Blog: Writing a stand out Global Development book proposal
Nick Wolterman, Senior Commissioning Editor, International Development, Bloomsbury Academic, discusses how to write a stand-out global development book proposal in this blog
My job is pretty straightforward. It is to read book proposals from would-be authors for Bloomsbury’s international development list (as well as its African studies and economics lists); to determine whether those proposals are in line with strategy; and if they are, to send them out for peer review in order to help determine whether we should ultimately offer a publishing contract. I read and consider all the proposals I receive with care, but some have features that make them really stand out. That is, some have features that enable me to start envisioning the finished product, complete with its marketing strategy, from the time I read the short summary.
In this post, I offer a “top three” list of these features. If you are planning to submit a book proposal to me—or probably to any other international development editor—you would do well to bear these in mind. You definitely wouldn’t want to use this list to overhaul your project in order to shoehorn it into boxes it wouldn’t otherwise fit, of course, but you could use this to frame your project in a strategic way or to emphasise certain qualities already present. Even little tweaks can make a big difference. Here’s the list, in no particular order:
Evident inter- or multidisciplinary appeal
Be it in its focus, method, or authorship, a book characterised by evident inter- or multidisciplinarity will always catch my eye. This is largely because Bloomsbury is committed to publishing and promoting work that engages with the UN Sustainable Development Goals (SDGs), and those goals, by their very nature, require non-siloed, problem-driven research.

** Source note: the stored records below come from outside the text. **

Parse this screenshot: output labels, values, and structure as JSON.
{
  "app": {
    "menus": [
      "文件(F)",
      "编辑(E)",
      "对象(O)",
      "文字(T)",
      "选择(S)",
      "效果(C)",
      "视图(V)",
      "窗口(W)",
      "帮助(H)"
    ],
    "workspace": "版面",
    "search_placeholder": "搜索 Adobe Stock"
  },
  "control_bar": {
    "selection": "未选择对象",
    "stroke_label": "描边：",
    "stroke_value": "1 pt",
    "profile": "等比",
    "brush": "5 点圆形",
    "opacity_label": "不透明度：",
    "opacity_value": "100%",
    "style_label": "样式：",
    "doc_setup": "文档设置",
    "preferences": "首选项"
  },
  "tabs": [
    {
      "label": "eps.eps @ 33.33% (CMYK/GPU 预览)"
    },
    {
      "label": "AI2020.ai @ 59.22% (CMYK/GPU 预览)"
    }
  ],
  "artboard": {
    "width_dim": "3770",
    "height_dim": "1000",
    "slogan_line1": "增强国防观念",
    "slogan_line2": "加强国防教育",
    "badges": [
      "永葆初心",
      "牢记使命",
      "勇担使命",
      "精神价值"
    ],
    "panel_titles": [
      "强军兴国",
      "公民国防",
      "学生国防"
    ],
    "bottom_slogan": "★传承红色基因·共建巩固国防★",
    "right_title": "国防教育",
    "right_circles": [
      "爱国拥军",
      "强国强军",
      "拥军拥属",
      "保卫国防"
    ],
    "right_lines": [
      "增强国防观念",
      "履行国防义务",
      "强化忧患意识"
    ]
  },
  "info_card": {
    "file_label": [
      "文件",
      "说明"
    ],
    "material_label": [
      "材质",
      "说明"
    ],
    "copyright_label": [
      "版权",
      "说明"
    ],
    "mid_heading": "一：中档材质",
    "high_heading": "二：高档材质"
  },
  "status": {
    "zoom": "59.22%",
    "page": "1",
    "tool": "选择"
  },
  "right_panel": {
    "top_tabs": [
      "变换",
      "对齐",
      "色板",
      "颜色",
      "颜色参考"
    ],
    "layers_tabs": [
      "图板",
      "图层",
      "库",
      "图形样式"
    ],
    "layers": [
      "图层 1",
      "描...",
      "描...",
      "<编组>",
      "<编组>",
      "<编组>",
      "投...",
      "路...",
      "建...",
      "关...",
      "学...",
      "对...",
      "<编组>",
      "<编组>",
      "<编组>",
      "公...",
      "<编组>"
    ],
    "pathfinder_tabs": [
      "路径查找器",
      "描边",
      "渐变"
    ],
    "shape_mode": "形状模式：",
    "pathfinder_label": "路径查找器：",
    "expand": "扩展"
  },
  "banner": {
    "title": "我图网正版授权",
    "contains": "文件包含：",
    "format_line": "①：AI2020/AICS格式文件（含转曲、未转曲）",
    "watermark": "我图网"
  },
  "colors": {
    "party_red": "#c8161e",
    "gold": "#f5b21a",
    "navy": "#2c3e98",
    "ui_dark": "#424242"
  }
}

If your work already has a strong inter- or multidisciplinary element, and/or if it already strongly aligns or engages with one or more of the UN SDGs, you would do well to highlight this in your proposal. If it doesn’t, it could still help to explain in your proposal, however briefly, how your work might resonate with or complement work in other disciplines, or how it might strengthen or complicate one or more of the SDGs. Note that “engagement with the SDGs” does not necessarily mean “uncritical alignment with the SDGs.” Interdisciplinary critical engagement with the goals is also welcome (and relatively rare).
International development scholars fall into three broad camps: those who work in theory, those who work on practice—e.g. on policy, practitioner approaches, or the private sector—and those who try to balance both. From my perspective, the more balance, the better. As a commissioning editor for academic books, I want everything I sign to be grounded in a coherent theoretical position that will be convincing to scholarly readers. At the same time, I want to publish books grounded in the real world with a potential to make a difference, however specifically targeted, beyond academia. Robust empirical evidence and concrete, intelligent recommendations for policy or practice, then, are always very appealing. A book proposal that manages to tick both the “theory” and “policy” boxes convincingly is a rare thing indeed and will always catch my attention.
That said, I’ve got plenty of time for “primarily theory” and “primarily practise” books, as well, so long as they acknowledge what they are and make gestures towards their limitations and possible further implications. If your project is primarily practice-driven, for example, a couple of lines about how your findings might resonate with relevant theoretical debates would usually be enough to convince me that it might get the attention of a few theory folks. If yours is a primarily theoretical work, some engagement with what your argument might say about practice—e.g. about the SDGs, or the assumptions behind them—would have a similar effect.
Global North/South balance or collaboration
For a number of reasons, historical and structural, Global-South-based authors are underrepresented on the lists of Global-North-based publishers, and those publishers’ international development books are disproportionately focused on development in the Global South. Bloomsbury Academic is in the midst of a years-long push to correct this problem. For example, my colleagues and I are developing a number of initiatives that would increase the representation and visibility of Global-South-based authors on our lists. Among these is Bloomsbury’s new open-access initiative, Bloomsbury Open Collections, which is being trialled on my African studies and international development lists next year. Other initiatives aimed at increasing the number of Global-South-based scholars on the list are in the works and should come to fruition within the next year or so.
In the meantime, however, I am simply doing what I can do to redress the imbalance manually. I am reaching out to research institutions in the Global South, and I am keeping a special eye out for proposals from Global-South based authors or from authors who collaborate with people based in the Global South. At the same time, I am keeping an eye out for Global-North-focused books framed in terms of global development, or for books that fall into the broad category I call, “What the South might teach the North about development.” I’m equally interested in any other attempt to move beyond stereotypical North/South divides. It goes without saying, then, that if any of this applies to your project, you would do well to highlight it in your proposal however you can.
That’s it: the top three things that make an international development book proposal stand out to me. Remember that these are only tips for tweaking, and that the real fundamentals of a good proposal remain the same regardless of field: namely, clear argumentation, rigorous research, palpable conviction, and never to be underestimated, a believable timeline for completion. If you’ve got that much, you’ve come a long way already, and the above can provide the icing on the cake.